The number of injuries involving knives is a major concern in the meat processing industry. The most common type of injuries are lacerations. These often require medical attention and may need suturing or skin grafting. Avoid injuring yourself with a knife. Common sense and concentration will help you avoid knife accidents. Knife accidents are most likely to occur when you are tired and not concentrating on the job you are doing. It is very easy to cut yourself when you become distracted from your job or careless in your approach to work.

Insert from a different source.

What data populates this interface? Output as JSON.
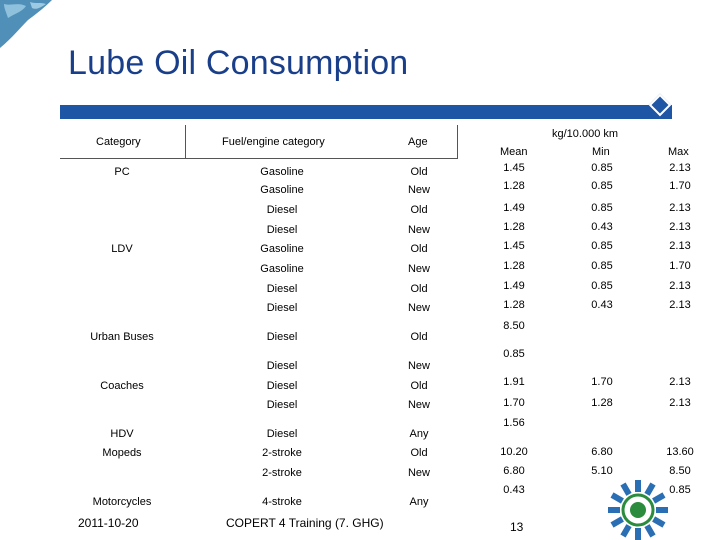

Complacency is a common cause of knife accidents. Workers become so accustomed to handling knives they quickly forget how dangerous they are. Always put knives in your pouch when not in use. Don’t talk with a knife in your hand especially if you ‘talk with your hands’. Don’t use a knife to move pieces of meat, especially to someone else e.g. a slicer to a packer. One slip and you’ve stabbed someone. Don’t use a knife as a scraper.
Injuries include:
- cuts to the non-knife hand or arm (most common)
- cuts to the hand holding the knife which occur when the hand slips off the handle
- cuts which occur with a reverse grip and pulling back towards the body
- cuts to another person, inadvertently, where people are too close together when working
- sprains or strains (e.g. from the extra effort required to use knives that are not sufficiently sharp).